Nims was very interested in translating poetry and plays (translating Greek plays is essentially the same as translating poetry). Long into his retirement, he continued his translation work. Nims’s most interesting translations were of the Provençal medieval languages and of Greek and Latin. His work with French poets such as Guillaume Apollinaire, Paul Valéry, and Paul Éluard remain the standard for scholars. Nims selected the poems for The Powers of Heaven and Earth shortly before his death at eighty-five in 1999.

Bibliography

Ciardi, John. Mid-Century American Poets. New York: Twayne, 1950. Ciardi sets his article on Nims among fourteen others describing the lives and work of Ciardi’s contemporaries in the mid-twentieth century. One of the few biographical sketches of Nims.

Epstein, Joseph. “John Frederick Nims and the Divine Silliness of Words.” Sewanee Review 107, no. 3 (Summer, 1999): 476-478. In an article written shortly after Nims’s death, Epstein describes how Nims gloried in the beauteous oddity of words and took great pleasure in food, friends, and quotidian pleasures.

Fulton, Alice. “On the Plains of Fancy.” Poetry 159, no. 1 (October, 1991): 32. American plain style, by definition valuing the language of least resistance, has a rich tradition. Fulton examines the plain style in “The Six-Cornered Snowflake” and “Zany in Denim” by Nims.

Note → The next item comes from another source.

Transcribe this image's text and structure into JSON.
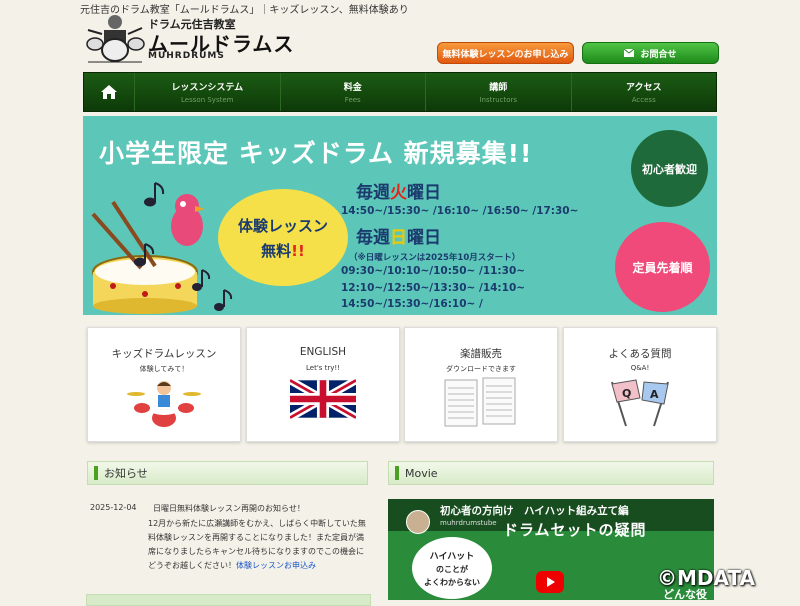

Kennedy, X. J. “John Nims and His Multitudes.” Harvard Review, Spring, 1994. Poet Kennedy examines Nims’s poetics from a temporal vantage point affording a perspective on the poet’s oeuvre.

Nims, John Frederick. A Local Habitation: Essays on Poetry. Ann Arbor: University of Michigan Press, 1985. Nims builds a clear picture of his philosophy of poetry in this collection of sixteen essays. He addresses both ancient and modern poets, from Ovid to Robert Frost. Very helpful to any student of Nims’s work.